As far as the horror element went, I found it lacking. The creature is appropriately havoc-inducing when it is introduced to the people on the banks of the Han River, but quickly becomes a beastie that seems to have an agenda. That would be awesome if it were true, but beasties don't get to have agendas. So it becomes a monster that has several filler scenes and can't figure out an efficient or logical way of killing the inhabitants of the film world it is destined to kill.
I was more than a little surprised by how anti-American the film was, though in a mild way. The beastie is the result of an American doctor deciding it was a good idea to dump toxic materials down the drain (and thus into the local river). Then again, there is some heavily implied that there were Koreans who were also complicit in these activities. An American serviceman is first seen as the supposedly heroic foil to Gang-du (Kang-ho Song), but then becomes a means to introduce a type of panic that results in a government crackdown on the people that is supported by the American military and CDC. The Americans are not so much concerned with saving any Koreans from the beastie or some sort of plague that may be spread by the beastie as they are in keeping the oppressive regime in charge (and maybe American troops within the country).
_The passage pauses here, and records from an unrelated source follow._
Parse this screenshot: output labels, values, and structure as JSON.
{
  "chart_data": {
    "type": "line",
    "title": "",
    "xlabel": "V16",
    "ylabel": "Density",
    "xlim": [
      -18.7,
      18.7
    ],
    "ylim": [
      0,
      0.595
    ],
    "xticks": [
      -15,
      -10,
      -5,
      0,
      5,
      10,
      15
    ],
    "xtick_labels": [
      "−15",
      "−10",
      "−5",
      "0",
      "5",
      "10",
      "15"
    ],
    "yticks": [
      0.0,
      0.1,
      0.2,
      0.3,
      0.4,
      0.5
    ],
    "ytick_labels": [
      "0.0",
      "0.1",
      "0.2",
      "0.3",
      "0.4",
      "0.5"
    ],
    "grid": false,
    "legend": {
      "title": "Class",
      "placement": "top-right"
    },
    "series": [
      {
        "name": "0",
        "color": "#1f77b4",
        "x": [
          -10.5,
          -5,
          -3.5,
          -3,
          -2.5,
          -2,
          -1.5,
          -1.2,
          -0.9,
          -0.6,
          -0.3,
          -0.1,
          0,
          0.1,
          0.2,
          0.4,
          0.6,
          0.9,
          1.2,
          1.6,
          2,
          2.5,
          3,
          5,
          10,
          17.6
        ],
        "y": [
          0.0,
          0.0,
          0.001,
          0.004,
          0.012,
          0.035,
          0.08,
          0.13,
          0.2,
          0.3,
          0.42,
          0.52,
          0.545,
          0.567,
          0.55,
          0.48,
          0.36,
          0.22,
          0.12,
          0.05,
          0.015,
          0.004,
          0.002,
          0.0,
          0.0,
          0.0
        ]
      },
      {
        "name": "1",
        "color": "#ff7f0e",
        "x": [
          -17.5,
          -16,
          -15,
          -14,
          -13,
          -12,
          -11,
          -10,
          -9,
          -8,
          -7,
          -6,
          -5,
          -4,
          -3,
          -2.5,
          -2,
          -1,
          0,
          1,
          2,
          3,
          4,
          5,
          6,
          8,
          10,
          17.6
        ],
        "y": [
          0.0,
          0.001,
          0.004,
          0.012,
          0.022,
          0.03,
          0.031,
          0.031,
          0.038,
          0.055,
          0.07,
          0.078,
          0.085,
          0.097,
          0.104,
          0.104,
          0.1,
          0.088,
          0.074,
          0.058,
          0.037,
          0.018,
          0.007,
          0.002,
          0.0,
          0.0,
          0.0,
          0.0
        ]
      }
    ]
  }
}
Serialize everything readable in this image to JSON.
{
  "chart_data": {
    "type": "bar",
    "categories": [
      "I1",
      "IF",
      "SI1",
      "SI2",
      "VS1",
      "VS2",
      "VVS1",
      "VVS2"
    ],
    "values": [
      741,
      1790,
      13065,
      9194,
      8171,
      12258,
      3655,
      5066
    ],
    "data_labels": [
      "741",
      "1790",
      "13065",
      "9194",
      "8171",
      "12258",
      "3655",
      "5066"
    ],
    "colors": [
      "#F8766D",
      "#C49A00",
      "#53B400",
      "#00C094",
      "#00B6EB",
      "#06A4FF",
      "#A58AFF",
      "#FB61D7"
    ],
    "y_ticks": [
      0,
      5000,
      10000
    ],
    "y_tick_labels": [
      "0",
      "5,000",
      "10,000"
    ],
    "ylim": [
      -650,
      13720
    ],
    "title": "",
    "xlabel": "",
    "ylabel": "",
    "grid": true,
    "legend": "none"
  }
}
I don't know that I have been as mildly disappointed in a movie as I was with The Host. I have no idea what the people who gave it high praise were thinking or expecting. I am not the type to be so easily impressed that a foreign film has a budget of more than $100,000. While I may be missing out on so much by not being fluent in Korean (though I'm betting that the jokes are largely the same as many rely on the physicality of the scenes), I think that the lack of consistent central tone (humor with shades of horror or horror with shades of humor) make it an inherently flawed movie.